Using SSH

What is SSH?

SSH or Secure Shell is a login method that provides encryption of the data and sent password. There are three replacement clients for use:

  • ssh or slogin: replaces traditional rsh/rlogin and provides many more features.
  • scp: replaces traditional rcp
  • sftp: replaces ftp with a more or less similar interface It is strongly recommended that you read the manpages for ssh, scp, slogin, sftp and other ssh manpages.

SSH can also forward other insecure services over the same encrypted tunnel. For example X11, POP, IMAP, all can be tunneled over a ssh channel. See below for more details.

Download SSH Clients

You can also download SSH clients from the CATS website. You need a UCSC student account for access, however (your SOE username and login will not work). Download from: http://www2.ucsc.edu/cats/sc/software/ssh/

Whats the difference between OpenSSH and SSH?

SSH is the original now commercial version of the Secure Shell protocol developed at the University of Helsinki by Tatu Ylonen. OpenSSH was developed by a separate group as part of the OpenBSD project. There are sadly several differences which make using these products in a mixed environment difficult. Notably:

  • OpenSSH's version 2.X protocol 2 does not support hostbased authentication (.shosts)
  • OpenSSH uses a slightly different agent forwarding scheme, making it difficult to use ssh-agent with SSH.COM's daemon.

I tried to connect using my SSH client and it said "Connection closed"

If you are on a SOE machine, contact help@ucsc.edu since this should not happen and is probably a system situation. If you are on a non-SOE machine, check the version of your SSH client and confirm it supports SSH protocol version 2. SOE is phasing out SSH protocol version 1 for security reasons. Compare to some examples below.

ssh -V
SSH Version 1.2.27 [sparc-sun-solaris2.6], protocol version 1.5.

This is the SSH.COM version 1 client. It does not support protocol version 2. See if there is a ssh2 client installed:

ssh2 -V

If it is not found, you need to obtain a ssh2 client to use on the system in question. If it is found, it will return something like:

ssh2: SSH Secure Shell 2.4.0 (non-commercial version) on sparc-sun-solaris2.6

Use this client and ask why it is not the default ssh client. If your client returns:

ssh -V
SSH Version OpenSSH-1.2.3, protocol version 1.5.
Compiled with SSL.

This is an earlier version of OpenSSH from openssh.com. Note the protocol version support of 1.5 means it is an ssh protocol 1 client only. You will need to upgrade to either a newer OpenSSH that supports version 2 of the protocol or SSH.COM's ssh2. Compare to newer versions of OpenSSH as below:

ssh -V
SSH Version OpenSSH_2.3.0, protocol versions 1.5/2.0.
Compiled with SSL (0x0090600f).

Note the 1.5/2.0 protocol support. Then check to see if the ssh client is configured to use version 2 of the protocol first. If you have a default OpenSSH installation, several things often expected from using SSH.COM's ssh are not the default. Look at the config file /etc/ssh/ssh_config. Lines you may want to uncomment or override in your ~/.ssh/config are:

 Host *
ForwardAgent yes
ForwardX11 yes
RhostsRSAAuthentication yes
IdentityFile ~/.ssh/identity
Protocol 2,1

NONE OF THESE ITEMS ARE ENABLED BY DEFAULT IN OPENSSH This last line is critical if you do not want to type: ssh -2 [hostname] to make a ssh version 2 connection. Again, this is only an issue with OpenSSH.

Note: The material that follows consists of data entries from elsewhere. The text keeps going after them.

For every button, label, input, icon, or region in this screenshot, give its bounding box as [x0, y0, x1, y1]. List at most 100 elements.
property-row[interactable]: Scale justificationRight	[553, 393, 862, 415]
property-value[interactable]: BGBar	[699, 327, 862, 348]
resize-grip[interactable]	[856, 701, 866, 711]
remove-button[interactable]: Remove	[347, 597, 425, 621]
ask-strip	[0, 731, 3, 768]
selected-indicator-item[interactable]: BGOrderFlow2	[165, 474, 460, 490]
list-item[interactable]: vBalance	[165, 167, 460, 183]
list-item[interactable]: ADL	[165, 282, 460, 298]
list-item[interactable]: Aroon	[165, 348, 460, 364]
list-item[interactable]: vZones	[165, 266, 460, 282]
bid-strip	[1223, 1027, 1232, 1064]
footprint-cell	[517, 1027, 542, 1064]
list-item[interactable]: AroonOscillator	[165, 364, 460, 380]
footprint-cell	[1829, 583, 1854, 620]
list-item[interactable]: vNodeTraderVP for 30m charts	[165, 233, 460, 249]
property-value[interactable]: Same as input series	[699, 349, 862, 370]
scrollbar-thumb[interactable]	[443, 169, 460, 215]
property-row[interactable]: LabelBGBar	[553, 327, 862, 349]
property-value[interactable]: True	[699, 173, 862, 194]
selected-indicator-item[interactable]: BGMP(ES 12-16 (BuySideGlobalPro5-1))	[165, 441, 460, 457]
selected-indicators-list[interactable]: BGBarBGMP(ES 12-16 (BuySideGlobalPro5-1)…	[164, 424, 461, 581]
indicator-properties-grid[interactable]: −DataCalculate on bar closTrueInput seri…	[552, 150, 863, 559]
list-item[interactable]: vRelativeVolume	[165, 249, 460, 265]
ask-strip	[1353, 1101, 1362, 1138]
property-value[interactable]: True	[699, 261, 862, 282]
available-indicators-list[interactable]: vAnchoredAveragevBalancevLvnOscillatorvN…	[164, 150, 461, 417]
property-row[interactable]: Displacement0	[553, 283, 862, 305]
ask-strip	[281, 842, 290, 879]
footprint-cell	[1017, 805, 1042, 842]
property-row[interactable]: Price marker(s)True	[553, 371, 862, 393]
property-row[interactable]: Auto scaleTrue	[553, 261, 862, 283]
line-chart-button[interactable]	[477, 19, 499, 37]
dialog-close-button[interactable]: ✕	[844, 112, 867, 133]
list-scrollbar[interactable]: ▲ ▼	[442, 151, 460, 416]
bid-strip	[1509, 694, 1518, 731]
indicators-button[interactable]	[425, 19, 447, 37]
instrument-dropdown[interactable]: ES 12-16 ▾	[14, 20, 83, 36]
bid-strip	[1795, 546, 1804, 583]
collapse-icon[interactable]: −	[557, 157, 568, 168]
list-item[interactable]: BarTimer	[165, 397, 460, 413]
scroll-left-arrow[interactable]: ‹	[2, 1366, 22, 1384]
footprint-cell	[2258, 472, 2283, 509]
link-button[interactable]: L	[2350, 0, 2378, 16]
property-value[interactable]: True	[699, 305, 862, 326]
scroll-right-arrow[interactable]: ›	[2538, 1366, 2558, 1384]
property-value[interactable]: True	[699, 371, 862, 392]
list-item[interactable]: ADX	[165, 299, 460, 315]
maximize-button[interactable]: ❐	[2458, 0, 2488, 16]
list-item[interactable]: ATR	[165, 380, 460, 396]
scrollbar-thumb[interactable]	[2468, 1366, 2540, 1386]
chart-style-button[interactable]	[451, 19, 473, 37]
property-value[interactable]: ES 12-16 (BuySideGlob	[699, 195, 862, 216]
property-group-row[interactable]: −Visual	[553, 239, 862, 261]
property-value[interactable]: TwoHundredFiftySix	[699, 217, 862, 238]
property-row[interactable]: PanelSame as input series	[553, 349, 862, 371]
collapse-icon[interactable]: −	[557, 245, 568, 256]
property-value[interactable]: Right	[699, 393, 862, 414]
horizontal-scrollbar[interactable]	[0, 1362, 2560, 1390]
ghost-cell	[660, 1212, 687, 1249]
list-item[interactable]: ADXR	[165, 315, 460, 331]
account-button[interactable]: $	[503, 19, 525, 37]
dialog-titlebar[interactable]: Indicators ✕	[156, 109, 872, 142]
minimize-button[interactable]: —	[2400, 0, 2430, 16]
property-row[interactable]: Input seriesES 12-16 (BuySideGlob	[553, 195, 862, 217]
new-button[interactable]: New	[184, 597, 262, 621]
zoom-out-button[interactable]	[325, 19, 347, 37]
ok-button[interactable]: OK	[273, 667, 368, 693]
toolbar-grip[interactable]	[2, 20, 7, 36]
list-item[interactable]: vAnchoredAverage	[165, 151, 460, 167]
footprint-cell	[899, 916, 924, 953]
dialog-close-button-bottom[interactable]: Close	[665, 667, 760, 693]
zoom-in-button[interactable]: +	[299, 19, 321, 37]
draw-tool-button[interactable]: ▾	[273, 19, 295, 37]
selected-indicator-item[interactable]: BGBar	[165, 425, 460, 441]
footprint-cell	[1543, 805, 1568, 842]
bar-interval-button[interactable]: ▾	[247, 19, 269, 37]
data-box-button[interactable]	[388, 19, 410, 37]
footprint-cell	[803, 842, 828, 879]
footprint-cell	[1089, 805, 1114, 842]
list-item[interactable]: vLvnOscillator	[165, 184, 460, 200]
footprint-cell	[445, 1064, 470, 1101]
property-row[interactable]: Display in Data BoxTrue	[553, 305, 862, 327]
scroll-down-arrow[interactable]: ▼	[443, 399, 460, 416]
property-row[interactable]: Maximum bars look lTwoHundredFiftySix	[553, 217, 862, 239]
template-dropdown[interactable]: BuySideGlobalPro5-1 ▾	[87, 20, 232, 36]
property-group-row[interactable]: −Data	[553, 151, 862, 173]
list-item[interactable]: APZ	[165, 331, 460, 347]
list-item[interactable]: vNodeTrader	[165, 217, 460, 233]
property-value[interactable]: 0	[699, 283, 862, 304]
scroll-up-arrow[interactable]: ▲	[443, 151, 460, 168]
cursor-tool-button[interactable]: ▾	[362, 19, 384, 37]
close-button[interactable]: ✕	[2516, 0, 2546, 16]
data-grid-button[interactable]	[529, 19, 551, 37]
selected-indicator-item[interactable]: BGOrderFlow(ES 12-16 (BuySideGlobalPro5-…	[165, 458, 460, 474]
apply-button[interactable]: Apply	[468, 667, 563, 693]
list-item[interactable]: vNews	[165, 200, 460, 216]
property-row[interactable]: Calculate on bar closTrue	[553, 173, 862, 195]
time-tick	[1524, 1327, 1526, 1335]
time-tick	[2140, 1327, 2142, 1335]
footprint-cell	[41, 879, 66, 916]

How do I setup login without password?

There are two primary methods, one which we support only without SOE systems for legacy reasons, and one which we recommend converting to. Within SOE systems, hostbased authentication is supported if you use the SSH.COM which is the supported ssh client on SOE systems for this reason. Hostbased authentication uses a file identical in format to rlogin/rsh .rhosts. A .shosts file lists the hosts and usernames you wish to be able to ssh from without password to another system where that same .shosts file is often available over NFS. For example, the following .shosts file allows joeuser@cse.ucsc.edu to SSH from sundance.cse.ucsc.edu to any other SOE system where that .shosts file is in ~joeuser/.shosts

sundance.cse.ucsc.edu joeuser

The other preferred method of connection without password involves the use of the ssh-agent program.